Discovering Cubic Root Solutions for Scientists

[uob_student]

hello

how can i finding roots to cubics??

explain by example

 

[Tide]

Perhaps you have an example in mind?

 

[mezarashi]

Oh how I just love these open-ended questions ;P

 

[Fermat]

If you want to find approximate vaues, use Newton's method of approximation. (you can google for it).
For a more analytical approach try here

 

[uob_student]

Perhaps you have an example in mind?

x^3+(5*x^2)+(3*x)+9=0

 

[uob_student]

If you want to find approximate vaues, use Newton's method of approximation. (you can google for it).
For a more analytical approach try here

no i do not want Newton's method of approximation

i want (kardan) method but i am not sure about the spelling of (kardan)

 

[Tide]

Cardan's formula gives

$$x = -\frac {\left( 179 - 9 \sqrt {345} \right)^{1/3}}{3}-\frac {\left( 179 + 9 \sqrt {345} \right)^{1/3}}{3} - \frac {5}{3}$$

for the real root. The other two are complex. And, no, I did not do it by hand! :)

 

[HallsofIvy]

If a and b are any two numbers then
(a- b)³= a³-3a²b+ 3ab²- b³
3ab(a-b)= 3a²b- 3ab²

so (a-b)³+ 3ab(a-b)= a³- b³.

In particular, if we let x= a-b, m= 3ab, and n= a³- b³, that says that x³+ mx= n. That is, we can pick any two numbers a, b and right down a cubic equation that has x= a- b as a root.
The question is, can we go the other way: given m and n, can we find a and b so we can write x= a-b as a solution.
The answer to that question is "Yes, we can"!

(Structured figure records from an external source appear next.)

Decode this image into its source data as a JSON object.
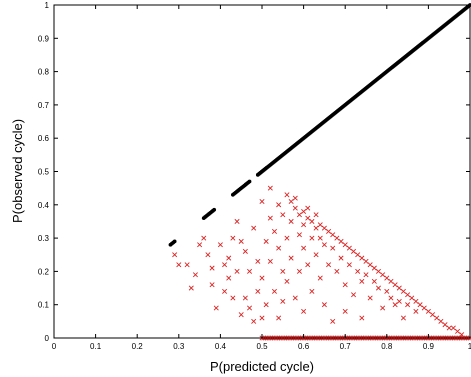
{
  "chart_data": {
    "type": "scatter",
    "title": "",
    "xlabel": "P(predicted cycle)",
    "ylabel": "P(observed cycle)",
    "xlim": [
      0,
      1
    ],
    "ylim": [
      0,
      1
    ],
    "x_ticks": [
      "0",
      "0.1",
      "0.2",
      "0.3",
      "0.4",
      "0.5",
      "0.6",
      "0.7",
      "0.8",
      "0.9",
      "1"
    ],
    "y_ticks": [
      "0",
      "0.1",
      "0.2",
      "0.3",
      "0.4",
      "0.5",
      "0.6",
      "0.7",
      "0.8",
      "0.9",
      "1"
    ],
    "grid": false,
    "legend": "none",
    "series": [
      {
        "marker": "dot",
        "color": "#000000",
        "segments": [
          {
            "from": [
              0.28,
              0.28
            ],
            "to": [
              0.29,
              0.29
            ]
          },
          {
            "from": [
              0.36,
              0.36
            ],
            "to": [
              0.385,
              0.385
            ]
          },
          {
            "from": [
              0.43,
              0.43
            ],
            "to": [
              0.47,
              0.47
            ]
          },
          {
            "from": [
              0.49,
              0.49
            ],
            "to": [
              1.0,
              1.0
            ]
          }
        ]
      },
      {
        "marker": "x",
        "color": "#dd2222",
        "points": [
          [
            0.29,
            0.25
          ],
          [
            0.3,
            0.22
          ],
          [
            0.32,
            0.22
          ],
          [
            0.33,
            0.15
          ],
          [
            0.34,
            0.19
          ],
          [
            0.35,
            0.28
          ],
          [
            0.36,
            0.3
          ],
          [
            0.37,
            0.25
          ],
          [
            0.38,
            0.21
          ],
          [
            0.38,
            0.16
          ],
          [
            0.39,
            0.09
          ],
          [
            0.4,
            0.28
          ],
          [
            0.41,
            0.22
          ],
          [
            0.41,
            0.14
          ],
          [
            0.42,
            0.18
          ],
          [
            0.42,
            0.24
          ],
          [
            0.43,
            0.12
          ],
          [
            0.43,
            0.3
          ],
          [
            0.44,
            0.35
          ],
          [
            0.44,
            0.2
          ],
          [
            0.45,
            0.29
          ],
          [
            0.45,
            0.07
          ],
          [
            0.46,
            0.26
          ],
          [
            0.46,
            0.12
          ],
          [
            0.47,
            0.2
          ],
          [
            0.47,
            0.09
          ],
          [
            0.48,
            0.33
          ],
          [
            0.48,
            0.05
          ],
          [
            0.49,
            0.23
          ],
          [
            0.49,
            0.14
          ],
          [
            0.5,
            0.41
          ],
          [
            0.5,
            0.18
          ],
          [
            0.5,
            0.06
          ],
          [
            0.51,
            0.29
          ],
          [
            0.51,
            0.1
          ],
          [
            0.52,
            0.45
          ],
          [
            0.52,
            0.23
          ],
          [
            0.52,
            0.36
          ],
          [
            0.53,
            0.14
          ],
          [
            0.53,
            0.32
          ],
          [
            0.54,
            0.4
          ],
          [
            0.54,
            0.27
          ],
          [
            0.54,
            0.06
          ],
          [
            0.55,
            0.2
          ],
          [
            0.55,
            0.37
          ],
          [
            0.55,
            0.11
          ],
          [
            0.56,
            0.43
          ],
          [
            0.56,
            0.3
          ],
          [
            0.56,
            0.17
          ],
          [
            0.57,
            0.41
          ],
          [
            0.57,
            0.35
          ],
          [
            0.57,
            0.24
          ],
          [
            0.58,
            0.39
          ],
          [
            0.58,
            0.42
          ],
          [
            0.58,
            0.12
          ],
          [
            0.59,
            0.37
          ],
          [
            0.59,
            0.31
          ],
          [
            0.59,
            0.2
          ],
          [
            0.6,
            0.38
          ],
          [
            0.6,
            0.34
          ],
          [
            0.6,
            0.27
          ],
          [
            0.6,
            0.08
          ],
          [
            0.61,
            0.36
          ],
          [
            0.61,
            0.39
          ],
          [
            0.61,
            0.22
          ],
          [
            0.62,
            0.35
          ],
          [
            0.62,
            0.3
          ],
          [
            0.62,
            0.14
          ],
          [
            0.63,
            0.33
          ],
          [
            0.63,
            0.37
          ],
          [
            0.63,
            0.25
          ],
          [
            0.64,
            0.34
          ],
          [
            0.64,
            0.3
          ],
          [
            0.64,
            0.18
          ],
          [
            0.65,
            0.33
          ],
          [
            0.65,
            0.28
          ],
          [
            0.65,
            0.1
          ],
          [
            0.66,
            0.32
          ],
          [
            0.66,
            0.22
          ],
          [
            0.67,
            0.31
          ],
          [
            0.67,
            0.27
          ],
          [
            0.67,
            0.05
          ],
          [
            0.68,
            0.3
          ],
          [
            0.68,
            0.2
          ],
          [
            0.69,
            0.29
          ],
          [
            0.69,
            0.24
          ],
          [
            0.7,
            0.28
          ],
          [
            0.7,
            0.16
          ],
          [
            0.7,
            0.08
          ],
          [
            0.71,
            0.27
          ],
          [
            0.71,
            0.22
          ],
          [
            0.72,
            0.26
          ],
          [
            0.72,
            0.13
          ],
          [
            0.73,
            0.25
          ],
          [
            0.73,
            0.2
          ],
          [
            0.74,
            0.24
          ],
          [
            0.74,
            0.17
          ],
          [
            0.74,
            0.06
          ],
          [
            0.75,
            0.23
          ],
          [
            0.75,
            0.19
          ],
          [
            0.76,
            0.22
          ],
          [
            0.76,
            0.12
          ],
          [
            0.77,
            0.21
          ],
          [
            0.77,
            0.17
          ],
          [
            0.78,
            0.2
          ],
          [
            0.78,
            0.15
          ],
          [
            0.79,
            0.19
          ],
          [
            0.79,
            0.09
          ],
          [
            0.8,
            0.18
          ],
          [
            0.8,
            0.14
          ],
          [
            0.81,
            0.17
          ],
          [
            0.81,
            0.12
          ],
          [
            0.82,
            0.16
          ],
          [
            0.82,
            0.1
          ],
          [
            0.83,
            0.15
          ],
          [
            0.83,
            0.11
          ],
          [
            0.84,
            0.14
          ],
          [
            0.84,
            0.06
          ],
          [
            0.85,
            0.13
          ],
          [
            0.85,
            0.1
          ],
          [
            0.86,
            0.12
          ],
          [
            0.87,
            0.11
          ],
          [
            0.87,
            0.08
          ],
          [
            0.88,
            0.1
          ],
          [
            0.89,
            0.09
          ],
          [
            0.9,
            0.08
          ],
          [
            0.91,
            0.07
          ],
          [
            0.92,
            0.06
          ],
          [
            0.93,
            0.05
          ],
          [
            0.94,
            0.04
          ],
          [
            0.95,
            0.03
          ],
          [
            0.96,
            0.03
          ],
          [
            0.97,
            0.02
          ],
          [
            0.98,
            0.01
          ]
        ],
        "baseline_y": 0,
        "baseline_x_range": [
          0.5,
          1.0
        ],
        "baseline_count": 120
      }
    ]
  }
}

Since m= 3ab, b= m/3a. Putting that int n= a³- b³, we have $$n= a^3- \frac{m^3}{3^3a^3}$$.
Multiplying both sides of the equation by a³, we have
$$na^3= a^6- (\frac{m}{3})^3$$
which looks worse but is just a quadratic equation in a³:
$$(a^3)^2- n(a^3)- (\frac{m}{3})^3$$.
Use the quadratic formula to solve that
$$a^3= \frac{n +/- \sqrt{n^2- 4\left(\frac{m}{3}\right)^3}}{2}$$
$$a^3= \frac{n}{2} +/- \sqrt{\left(\frac{n}{2}<br /> \right)^2- \left(\frac{m}{3}\right)^3}$$

Since a³- b³= n, solving for b³ gives
$$a^3= -\frac{n}{2} +/- \sqrt{\left(\frac{n}{2}\right)^2- \left(\frac{m}{3}\right)^3}$$

Finding the cube root of each of those, then subtracting to get x= a- b gives the formula that Tide cited.

Warning- applying that formula is really, really hard!

 

[uob_student]

thanks